There was a worn path to the lake from many trips. She would tell me not to brush up against anything green so we would avoid any ticks. I always came back loaded with ticks no matter how hard I tried. It always ended with a warm bath she made for me afterward. She put one small cap of PineSol in my baths to wash away tons of tiny “seed ticks” that would cover my legs. It seemed to work and I liked the smell of the cleaning solution on my skin.

We would get to the lake and pop open the tackle box.

I call it a lake because it seemed so huge to me as a child. She called it “the lake” too. It actually had an island in the middle of it. While fishing I would daydream of being on that little island. Oh what it would be like! Fishing from the bank there.

When I was four years old my grandparents made the lake. A big man in overalls came with a bulldozer and pushed the earth into shape. I was amazed!

He let me ride on the dozer with him. He gave me hard candy from his pocket. I don’t remember the flavor of candy exactly but I’ll never forget the feeling.

The earth was so red and rocky. How would we get water in there? Grandma said “Rain son.”

I tried to imagine. At first I thought they would stretch the well house hose to the lake and turn it on until it filled.

It wasn’t to long and the lake was full. It couldn’t drink another drop. Before it was full, grandma would walk to the lake to see the waterline after each rain. Once it was full as she like she told my grandpa to order fish. They stocked it full of Crappie, Bass, Blue Gill, Catfish, and Perch. They also put a few Carp in there. They weren’t for eating. They were for the moss they said and they grew to at least three foot long. I heard tales of grandma “snagging” one, and it broke her line like you could snap a spiders web.

There was a small spillway from the edge of the lake. It carved a beautiful little waterfall right into the rock. I played in the tiny spillway sometimes while grandma fished. Sometimes I would see tadpoles, crawfish, and even baby catfish that traveled their way from the lake.

It’s like a dream today. Where did that time go? I go back there sometimes in my mind. It feels good to visit.

Now when I say I was spoiled to fishing in the lake I mean to explain that they allowed no one but family to fish there.
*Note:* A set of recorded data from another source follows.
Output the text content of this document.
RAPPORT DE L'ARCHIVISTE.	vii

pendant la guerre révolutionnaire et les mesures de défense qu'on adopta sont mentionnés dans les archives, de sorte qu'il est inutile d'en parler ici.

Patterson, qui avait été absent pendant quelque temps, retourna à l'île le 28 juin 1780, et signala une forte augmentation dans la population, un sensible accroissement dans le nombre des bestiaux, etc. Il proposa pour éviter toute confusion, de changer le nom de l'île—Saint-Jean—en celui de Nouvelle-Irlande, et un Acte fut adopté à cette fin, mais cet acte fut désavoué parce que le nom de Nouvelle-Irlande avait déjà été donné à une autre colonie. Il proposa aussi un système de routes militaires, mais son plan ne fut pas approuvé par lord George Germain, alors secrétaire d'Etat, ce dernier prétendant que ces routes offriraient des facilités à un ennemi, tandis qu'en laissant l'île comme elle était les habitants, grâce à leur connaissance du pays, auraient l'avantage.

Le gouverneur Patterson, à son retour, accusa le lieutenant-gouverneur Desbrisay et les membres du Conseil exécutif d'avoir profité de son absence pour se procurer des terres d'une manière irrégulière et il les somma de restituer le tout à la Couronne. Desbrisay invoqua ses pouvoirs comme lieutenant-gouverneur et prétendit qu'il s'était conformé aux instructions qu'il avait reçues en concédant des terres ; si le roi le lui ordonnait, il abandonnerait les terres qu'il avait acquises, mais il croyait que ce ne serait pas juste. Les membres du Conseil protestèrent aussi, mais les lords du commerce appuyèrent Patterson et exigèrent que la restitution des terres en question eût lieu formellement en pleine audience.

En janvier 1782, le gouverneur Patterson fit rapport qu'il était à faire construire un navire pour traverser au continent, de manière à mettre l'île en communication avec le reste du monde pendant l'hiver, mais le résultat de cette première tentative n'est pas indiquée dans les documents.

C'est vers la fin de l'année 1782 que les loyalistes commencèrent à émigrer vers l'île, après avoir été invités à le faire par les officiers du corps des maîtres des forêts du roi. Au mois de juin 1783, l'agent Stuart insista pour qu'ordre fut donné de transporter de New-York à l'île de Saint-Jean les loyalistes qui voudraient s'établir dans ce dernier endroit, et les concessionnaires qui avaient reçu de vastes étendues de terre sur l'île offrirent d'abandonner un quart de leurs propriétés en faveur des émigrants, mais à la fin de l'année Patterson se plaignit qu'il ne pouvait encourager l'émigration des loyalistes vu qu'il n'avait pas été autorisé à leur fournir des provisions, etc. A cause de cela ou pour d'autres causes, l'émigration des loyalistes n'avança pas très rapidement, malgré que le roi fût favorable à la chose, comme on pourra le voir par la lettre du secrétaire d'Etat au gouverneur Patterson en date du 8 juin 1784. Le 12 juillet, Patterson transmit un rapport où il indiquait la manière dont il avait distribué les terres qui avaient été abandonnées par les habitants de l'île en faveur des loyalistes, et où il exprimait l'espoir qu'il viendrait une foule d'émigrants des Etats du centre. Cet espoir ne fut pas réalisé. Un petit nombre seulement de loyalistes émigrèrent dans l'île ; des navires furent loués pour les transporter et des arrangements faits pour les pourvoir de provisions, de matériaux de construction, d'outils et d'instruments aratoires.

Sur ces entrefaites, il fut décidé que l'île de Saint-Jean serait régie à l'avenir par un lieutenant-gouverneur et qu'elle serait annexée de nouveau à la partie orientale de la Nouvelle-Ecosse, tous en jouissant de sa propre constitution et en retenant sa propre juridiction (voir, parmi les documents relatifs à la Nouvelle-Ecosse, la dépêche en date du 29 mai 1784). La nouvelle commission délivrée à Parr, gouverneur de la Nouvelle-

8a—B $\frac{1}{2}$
It was stocked full and grandma would often take a five gallon bucket of fish food and throw it in, one handful at a time. It was a frenzy. The fish went wild. It was a buffet.

It was nothing for me to cast a line and pull in a five pound bass or a giant bull catfish. Most of the time we would throw them back in to freedom. When the weekend came and grandma wanted fish, we would load our stringers.

It was a feast! I cleaned many fish with grandma and grandpa. She made homemade hush puppies.

How could I forget fishing with grandma. When she fished she glowed.